“族長,他們如何?”
他有些著急,當日他急忙趕回京都,他們的情況也沒有多問,后來也曾寫信詢問他們的情況。當時傳信來說有所好轉,他便也放下心來,可如今……
林權放下手邊的藥草,將準備好的藥交到一個人的手中,讓他們去熬藥。
這才轉身看向白曄,輕嘆一聲,滿帶愁容。
跟在林權的身后,走在寂靜的小道之上,兩旁的樹上,枯黃的葉子隨風而落。
小道之上鋪上了薄薄一層黃色,夕陽西下,黃昏的光照在這片陰郁的土地之上。
“怕是熬不過這個冬日里的第一縷陽光了。
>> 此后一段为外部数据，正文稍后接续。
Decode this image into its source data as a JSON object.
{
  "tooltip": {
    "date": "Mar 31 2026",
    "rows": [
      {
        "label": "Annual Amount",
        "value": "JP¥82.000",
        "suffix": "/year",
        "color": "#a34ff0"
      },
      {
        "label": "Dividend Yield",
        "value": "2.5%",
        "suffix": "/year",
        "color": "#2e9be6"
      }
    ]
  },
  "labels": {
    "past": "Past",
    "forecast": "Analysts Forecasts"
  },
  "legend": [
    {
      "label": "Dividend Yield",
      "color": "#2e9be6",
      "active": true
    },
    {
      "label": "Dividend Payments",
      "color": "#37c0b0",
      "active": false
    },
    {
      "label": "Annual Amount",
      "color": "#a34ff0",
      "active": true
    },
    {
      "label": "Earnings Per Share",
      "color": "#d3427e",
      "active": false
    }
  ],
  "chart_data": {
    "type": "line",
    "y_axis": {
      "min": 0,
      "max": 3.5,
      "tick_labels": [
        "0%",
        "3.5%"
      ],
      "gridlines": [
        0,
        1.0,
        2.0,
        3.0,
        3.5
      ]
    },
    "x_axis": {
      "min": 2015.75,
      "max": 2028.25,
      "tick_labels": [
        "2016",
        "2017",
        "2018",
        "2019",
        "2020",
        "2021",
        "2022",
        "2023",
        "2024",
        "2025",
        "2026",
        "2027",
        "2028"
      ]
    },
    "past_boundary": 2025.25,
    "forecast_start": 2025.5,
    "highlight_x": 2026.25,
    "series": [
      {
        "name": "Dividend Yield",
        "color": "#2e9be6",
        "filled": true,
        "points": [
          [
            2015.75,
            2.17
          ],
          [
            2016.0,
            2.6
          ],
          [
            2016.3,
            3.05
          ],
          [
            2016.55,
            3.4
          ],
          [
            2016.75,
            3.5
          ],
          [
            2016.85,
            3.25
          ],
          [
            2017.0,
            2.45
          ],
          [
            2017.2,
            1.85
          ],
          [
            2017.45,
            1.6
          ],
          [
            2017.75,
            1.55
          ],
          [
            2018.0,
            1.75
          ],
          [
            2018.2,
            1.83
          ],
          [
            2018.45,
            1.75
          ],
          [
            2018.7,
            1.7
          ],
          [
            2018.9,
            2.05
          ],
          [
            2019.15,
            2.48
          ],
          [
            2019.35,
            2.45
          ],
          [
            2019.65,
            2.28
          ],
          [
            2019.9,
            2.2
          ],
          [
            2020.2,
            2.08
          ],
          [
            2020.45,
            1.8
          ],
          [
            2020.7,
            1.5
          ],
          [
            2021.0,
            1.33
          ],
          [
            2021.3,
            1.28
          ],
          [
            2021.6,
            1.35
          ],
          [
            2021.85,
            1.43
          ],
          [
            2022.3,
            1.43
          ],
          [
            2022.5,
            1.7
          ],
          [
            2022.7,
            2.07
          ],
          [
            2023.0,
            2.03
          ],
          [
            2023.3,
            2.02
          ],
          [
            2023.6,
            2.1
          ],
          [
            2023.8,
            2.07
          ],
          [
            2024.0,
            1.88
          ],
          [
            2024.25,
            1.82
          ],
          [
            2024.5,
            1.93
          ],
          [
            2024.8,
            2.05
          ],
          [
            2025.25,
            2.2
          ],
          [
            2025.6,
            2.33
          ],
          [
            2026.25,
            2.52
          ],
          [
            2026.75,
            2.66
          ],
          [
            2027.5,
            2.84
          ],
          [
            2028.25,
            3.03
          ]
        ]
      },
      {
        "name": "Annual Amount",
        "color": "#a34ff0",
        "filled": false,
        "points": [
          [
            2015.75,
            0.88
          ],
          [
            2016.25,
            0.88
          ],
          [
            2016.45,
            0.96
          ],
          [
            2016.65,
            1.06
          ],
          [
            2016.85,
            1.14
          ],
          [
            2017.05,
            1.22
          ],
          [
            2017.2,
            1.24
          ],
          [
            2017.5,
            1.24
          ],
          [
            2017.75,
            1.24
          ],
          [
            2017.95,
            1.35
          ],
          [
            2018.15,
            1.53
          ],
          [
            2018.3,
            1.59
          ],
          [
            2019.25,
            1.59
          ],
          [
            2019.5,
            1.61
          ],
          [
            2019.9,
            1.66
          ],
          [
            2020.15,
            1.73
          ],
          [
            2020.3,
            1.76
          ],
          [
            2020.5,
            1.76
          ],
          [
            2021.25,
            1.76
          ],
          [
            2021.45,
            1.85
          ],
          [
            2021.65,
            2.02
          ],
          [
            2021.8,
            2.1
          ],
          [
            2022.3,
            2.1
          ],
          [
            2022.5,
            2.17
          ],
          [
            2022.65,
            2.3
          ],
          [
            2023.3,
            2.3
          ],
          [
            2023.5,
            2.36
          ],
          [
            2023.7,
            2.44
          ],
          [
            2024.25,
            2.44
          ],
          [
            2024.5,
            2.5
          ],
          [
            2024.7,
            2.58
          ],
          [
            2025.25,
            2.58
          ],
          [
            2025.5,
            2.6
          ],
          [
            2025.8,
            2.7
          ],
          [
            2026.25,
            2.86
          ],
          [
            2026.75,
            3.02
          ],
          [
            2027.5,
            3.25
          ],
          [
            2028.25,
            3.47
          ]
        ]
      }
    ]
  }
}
”
良久林權這才說出這沉痛的話題,他們花一般的年紀,就這樣隨著枯葉一同凋零。
白曄有些不敢相信自己的耳朵,連忙上前,攔住他的去路,“族長,怎么會這樣?不是說有所好轉嗎?”
抬手輕輕拍在他的肩膀之上,“不過是杯水車薪,無濟無事。”
說完忍不住低下頭,無奈的搖著。
很明顯白曄有些不敢相信,怎么會這樣?
“族長,我們不是有解藥的成分嗎?為何不行!我要親自去看看。”
說完便要轉身離開,一旁的林權見狀,出聲道,“曄兒,你別忘了,你和他們不一樣,他們還是一群孩子。”
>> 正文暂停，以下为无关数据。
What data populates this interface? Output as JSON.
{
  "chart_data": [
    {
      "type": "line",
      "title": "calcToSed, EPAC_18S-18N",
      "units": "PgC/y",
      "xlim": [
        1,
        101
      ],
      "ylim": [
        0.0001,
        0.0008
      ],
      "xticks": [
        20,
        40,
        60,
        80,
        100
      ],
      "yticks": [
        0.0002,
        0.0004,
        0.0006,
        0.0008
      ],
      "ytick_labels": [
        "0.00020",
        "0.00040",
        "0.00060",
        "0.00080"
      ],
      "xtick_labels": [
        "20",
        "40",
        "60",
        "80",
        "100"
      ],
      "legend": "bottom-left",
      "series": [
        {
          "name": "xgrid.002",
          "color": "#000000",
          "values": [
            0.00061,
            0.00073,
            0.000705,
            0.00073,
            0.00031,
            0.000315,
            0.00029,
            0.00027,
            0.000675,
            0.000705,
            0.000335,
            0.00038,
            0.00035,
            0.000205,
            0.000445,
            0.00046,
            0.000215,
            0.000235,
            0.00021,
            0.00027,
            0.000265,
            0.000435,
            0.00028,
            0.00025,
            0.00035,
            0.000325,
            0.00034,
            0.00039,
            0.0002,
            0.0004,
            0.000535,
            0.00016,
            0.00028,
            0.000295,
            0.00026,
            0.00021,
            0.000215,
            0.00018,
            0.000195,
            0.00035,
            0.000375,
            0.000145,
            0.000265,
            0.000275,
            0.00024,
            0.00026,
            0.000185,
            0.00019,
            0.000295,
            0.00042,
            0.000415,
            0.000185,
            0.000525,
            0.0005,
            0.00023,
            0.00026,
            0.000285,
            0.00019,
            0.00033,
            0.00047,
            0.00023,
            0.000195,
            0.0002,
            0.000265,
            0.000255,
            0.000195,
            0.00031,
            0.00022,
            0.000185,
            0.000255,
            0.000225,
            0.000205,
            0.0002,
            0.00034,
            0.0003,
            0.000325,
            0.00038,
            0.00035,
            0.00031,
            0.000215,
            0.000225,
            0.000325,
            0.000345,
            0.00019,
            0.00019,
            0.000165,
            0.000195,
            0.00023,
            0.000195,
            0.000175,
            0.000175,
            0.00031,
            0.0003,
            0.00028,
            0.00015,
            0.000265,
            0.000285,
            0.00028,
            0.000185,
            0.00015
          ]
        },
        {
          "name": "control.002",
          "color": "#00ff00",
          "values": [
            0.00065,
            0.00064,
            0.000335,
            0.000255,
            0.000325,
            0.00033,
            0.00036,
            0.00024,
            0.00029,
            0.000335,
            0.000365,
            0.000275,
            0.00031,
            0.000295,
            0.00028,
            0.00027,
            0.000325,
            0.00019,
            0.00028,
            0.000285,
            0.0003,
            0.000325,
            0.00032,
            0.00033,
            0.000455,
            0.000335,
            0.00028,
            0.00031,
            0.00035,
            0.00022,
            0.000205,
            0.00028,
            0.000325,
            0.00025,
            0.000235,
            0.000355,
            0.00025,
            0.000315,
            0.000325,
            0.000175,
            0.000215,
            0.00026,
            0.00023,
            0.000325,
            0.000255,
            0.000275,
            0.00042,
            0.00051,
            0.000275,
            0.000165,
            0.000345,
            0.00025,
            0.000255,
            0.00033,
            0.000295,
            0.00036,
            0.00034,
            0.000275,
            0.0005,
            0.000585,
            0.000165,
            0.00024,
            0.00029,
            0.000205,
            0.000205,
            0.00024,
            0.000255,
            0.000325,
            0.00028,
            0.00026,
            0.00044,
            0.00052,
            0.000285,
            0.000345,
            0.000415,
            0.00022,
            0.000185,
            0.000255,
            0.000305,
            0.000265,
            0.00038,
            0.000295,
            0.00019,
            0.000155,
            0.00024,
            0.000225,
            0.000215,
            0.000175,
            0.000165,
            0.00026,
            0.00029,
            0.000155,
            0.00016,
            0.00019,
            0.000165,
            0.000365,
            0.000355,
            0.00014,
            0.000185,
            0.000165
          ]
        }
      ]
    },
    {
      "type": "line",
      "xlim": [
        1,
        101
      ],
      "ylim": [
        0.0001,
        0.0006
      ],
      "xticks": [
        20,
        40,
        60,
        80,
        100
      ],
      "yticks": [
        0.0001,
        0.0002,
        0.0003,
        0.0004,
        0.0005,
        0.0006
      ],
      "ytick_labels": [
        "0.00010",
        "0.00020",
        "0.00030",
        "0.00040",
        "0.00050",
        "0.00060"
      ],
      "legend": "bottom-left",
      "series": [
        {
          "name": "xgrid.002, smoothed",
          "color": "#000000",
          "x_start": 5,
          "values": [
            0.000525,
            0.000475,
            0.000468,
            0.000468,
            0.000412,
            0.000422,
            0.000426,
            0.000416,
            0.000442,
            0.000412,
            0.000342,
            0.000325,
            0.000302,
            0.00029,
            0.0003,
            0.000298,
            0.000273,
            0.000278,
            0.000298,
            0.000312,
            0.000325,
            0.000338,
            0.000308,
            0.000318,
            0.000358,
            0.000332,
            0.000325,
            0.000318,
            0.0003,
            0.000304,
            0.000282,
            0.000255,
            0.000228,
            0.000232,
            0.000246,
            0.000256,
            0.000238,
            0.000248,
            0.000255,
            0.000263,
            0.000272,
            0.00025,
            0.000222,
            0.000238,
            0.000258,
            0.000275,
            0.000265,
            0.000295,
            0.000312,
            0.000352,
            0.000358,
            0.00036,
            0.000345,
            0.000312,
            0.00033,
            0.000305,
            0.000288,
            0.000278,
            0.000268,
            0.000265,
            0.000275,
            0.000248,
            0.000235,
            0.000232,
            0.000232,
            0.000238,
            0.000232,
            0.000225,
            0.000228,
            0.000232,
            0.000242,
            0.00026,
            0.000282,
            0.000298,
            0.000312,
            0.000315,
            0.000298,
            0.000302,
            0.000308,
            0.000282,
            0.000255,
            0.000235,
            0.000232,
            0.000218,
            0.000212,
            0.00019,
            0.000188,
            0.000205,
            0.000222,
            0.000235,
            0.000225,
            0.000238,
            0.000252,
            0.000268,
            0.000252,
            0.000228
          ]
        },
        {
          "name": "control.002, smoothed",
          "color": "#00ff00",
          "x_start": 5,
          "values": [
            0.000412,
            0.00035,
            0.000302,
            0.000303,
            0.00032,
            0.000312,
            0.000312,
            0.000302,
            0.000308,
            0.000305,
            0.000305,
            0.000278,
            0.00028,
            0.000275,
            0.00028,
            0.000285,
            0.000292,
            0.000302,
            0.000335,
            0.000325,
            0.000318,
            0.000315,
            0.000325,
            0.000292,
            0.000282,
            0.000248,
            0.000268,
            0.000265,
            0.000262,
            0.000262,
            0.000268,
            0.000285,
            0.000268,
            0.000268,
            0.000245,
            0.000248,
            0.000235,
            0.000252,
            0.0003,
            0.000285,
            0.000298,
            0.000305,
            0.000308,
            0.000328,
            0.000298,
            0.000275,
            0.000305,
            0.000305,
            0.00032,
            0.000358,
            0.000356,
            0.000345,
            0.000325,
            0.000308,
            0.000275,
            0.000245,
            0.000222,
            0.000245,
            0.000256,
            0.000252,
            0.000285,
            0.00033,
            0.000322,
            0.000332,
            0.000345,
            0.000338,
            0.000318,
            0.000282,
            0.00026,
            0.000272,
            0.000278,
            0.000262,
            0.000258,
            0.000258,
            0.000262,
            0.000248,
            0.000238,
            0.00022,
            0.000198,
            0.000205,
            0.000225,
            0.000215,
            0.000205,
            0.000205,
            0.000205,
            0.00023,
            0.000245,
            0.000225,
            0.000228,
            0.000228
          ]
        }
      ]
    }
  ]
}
“他們本就身中劇毒,傷及肺腑,靠著這個毒素還能勉強熬著。”
“再者解藥的本源本就是以毒攻毒,以內力護住心脈。連你都已是奇跡。”
“更別說他們還是一群懵懂少年,若是喂他們服下解藥,那便是他們的催命符。”
雙手在不斷的收緊,眼里是不甘,心中是憤怒,轉身看向他,“那我們便不用他的解藥,難道我們堂堂圣醫族還研制不出解藥?”
“曄兒!”
這一聲,仿佛打破了他所有的期盼,若是有千分之一的希望,族長都不會說出這樣的話。
輕嘆一聲,走上前拍著他的肩膀,“曄兒,我知道你自幼便以救死扶傷作為一生的信仰。可是……”
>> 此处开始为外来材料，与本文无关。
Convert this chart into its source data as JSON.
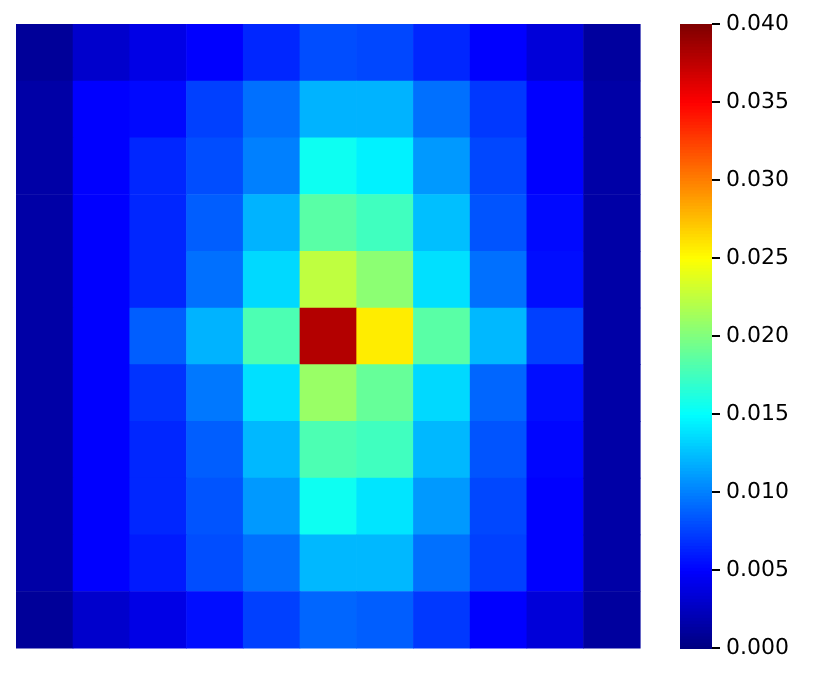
{
  "chart_data": {
    "type": "heatmap",
    "tick_labels": false,
    "categories": [
      null,
      null,
      null,
      null,
      null,
      null,
      null,
      null,
      null,
      null,
      null
    ],
    "y_categories": [
      null,
      null,
      null,
      null,
      null,
      null,
      null,
      null,
      null,
      null,
      null
    ],
    "cells": [
      [
        0.001,
        0.003,
        0.004,
        0.005,
        0.0065,
        0.008,
        0.0078,
        0.0065,
        0.005,
        0.0035,
        0.0012
      ],
      [
        0.0015,
        0.005,
        0.0053,
        0.0075,
        0.0094,
        0.012,
        0.012,
        0.0094,
        0.0072,
        0.005,
        0.0015
      ],
      [
        0.0015,
        0.005,
        0.0065,
        0.008,
        0.01,
        0.0155,
        0.0145,
        0.011,
        0.0078,
        0.005,
        0.0015
      ],
      [
        0.0015,
        0.005,
        0.0065,
        0.0087,
        0.012,
        0.0185,
        0.0175,
        0.0125,
        0.0083,
        0.0053,
        0.0015
      ],
      [
        0.0015,
        0.005,
        0.0065,
        0.0094,
        0.0135,
        0.0225,
        0.0205,
        0.0138,
        0.0094,
        0.0055,
        0.0015
      ],
      [
        0.0015,
        0.005,
        0.0087,
        0.012,
        0.018,
        0.038,
        0.0257,
        0.0185,
        0.0122,
        0.0075,
        0.0015
      ],
      [
        0.0015,
        0.005,
        0.007,
        0.0097,
        0.0138,
        0.021,
        0.019,
        0.0135,
        0.009,
        0.0055,
        0.0015
      ],
      [
        0.0015,
        0.005,
        0.0065,
        0.0087,
        0.0122,
        0.018,
        0.0175,
        0.0122,
        0.0083,
        0.0052,
        0.0015
      ],
      [
        0.0015,
        0.005,
        0.0065,
        0.0083,
        0.011,
        0.0155,
        0.014,
        0.011,
        0.0078,
        0.005,
        0.0015
      ],
      [
        0.0015,
        0.005,
        0.006,
        0.008,
        0.0094,
        0.0122,
        0.0122,
        0.0094,
        0.0075,
        0.005,
        0.0015
      ],
      [
        0.001,
        0.003,
        0.004,
        0.0055,
        0.0075,
        0.009,
        0.0087,
        0.0072,
        0.005,
        0.0035,
        0.0012
      ]
    ],
    "clim": [
      0,
      0.04
    ],
    "cticks": [
      {
        "value": 0,
        "label": "0.000"
      },
      {
        "value": 0.005,
        "label": "0.005"
      },
      {
        "value": 0.01,
        "label": "0.010"
      },
      {
        "value": 0.015,
        "label": "0.015"
      },
      {
        "value": 0.02,
        "label": "0.020"
      },
      {
        "value": 0.025,
        "label": "0.025"
      },
      {
        "value": 0.03,
        "label": "0.030"
      },
      {
        "value": 0.035,
        "label": "0.035"
      },
      {
        "value": 0.04,
        "label": "0.040"
      }
    ]
  }
}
“人各有命,我,你,圣醫族,我們不是神,我們只是平凡人,當我們盡到自己的全力之時,就算不行,也當無悔。”
“去看看他們吧!”
他沒有說話,只是點了點頭,轉身離去。
看著他遠去的背影,他知道他若不親自撞南墻是不會回頭的。
“白大人!”
白曄點了點頭,接過護衛用艾草浸泡和熏過的面巾,戴在臉上,然后示意他們將門打開。
進門而入,一群林家人見狀,連忙要行禮,而他卻臺式示意不必了。
這群孩子倒是恢復了神志,不會再有咬人的情況。
故而林權下令,將他們松開,畢竟捆綁在床上對他們而言百害而無一利。
白曄走上前,看著曾經咬傷自己的少年,一旁的林家弟子連忙讓開。
“不要害怕,可否將手伸出來,若是乖乖聽話,哥哥便讓人給你們準備好吃的糕點如何?”
少年點了點頭,蒼白的臉上難以見到血色,雙眸之中的綠色要比初見之時更加深厚。
他也知道這是毒素加深的癥狀,據他了解,每過一段時間,便會有一群五至七歲的孩童消失不見。
都是些貧苦之人的孩子,丟了也就丟了,少一張嘴,說不定還能養活一大家子人。
若是有個富貴人家收養,也不必跟著他們過苦日子。
就是因為他們這個念頭,才讓東方離有機可乘。
喪盡天良的家伙,他們還是懵懂無知的孩子,本該擁有無限想象的未來,如今皆因他一人私欲,卻毀了這么多人的性命。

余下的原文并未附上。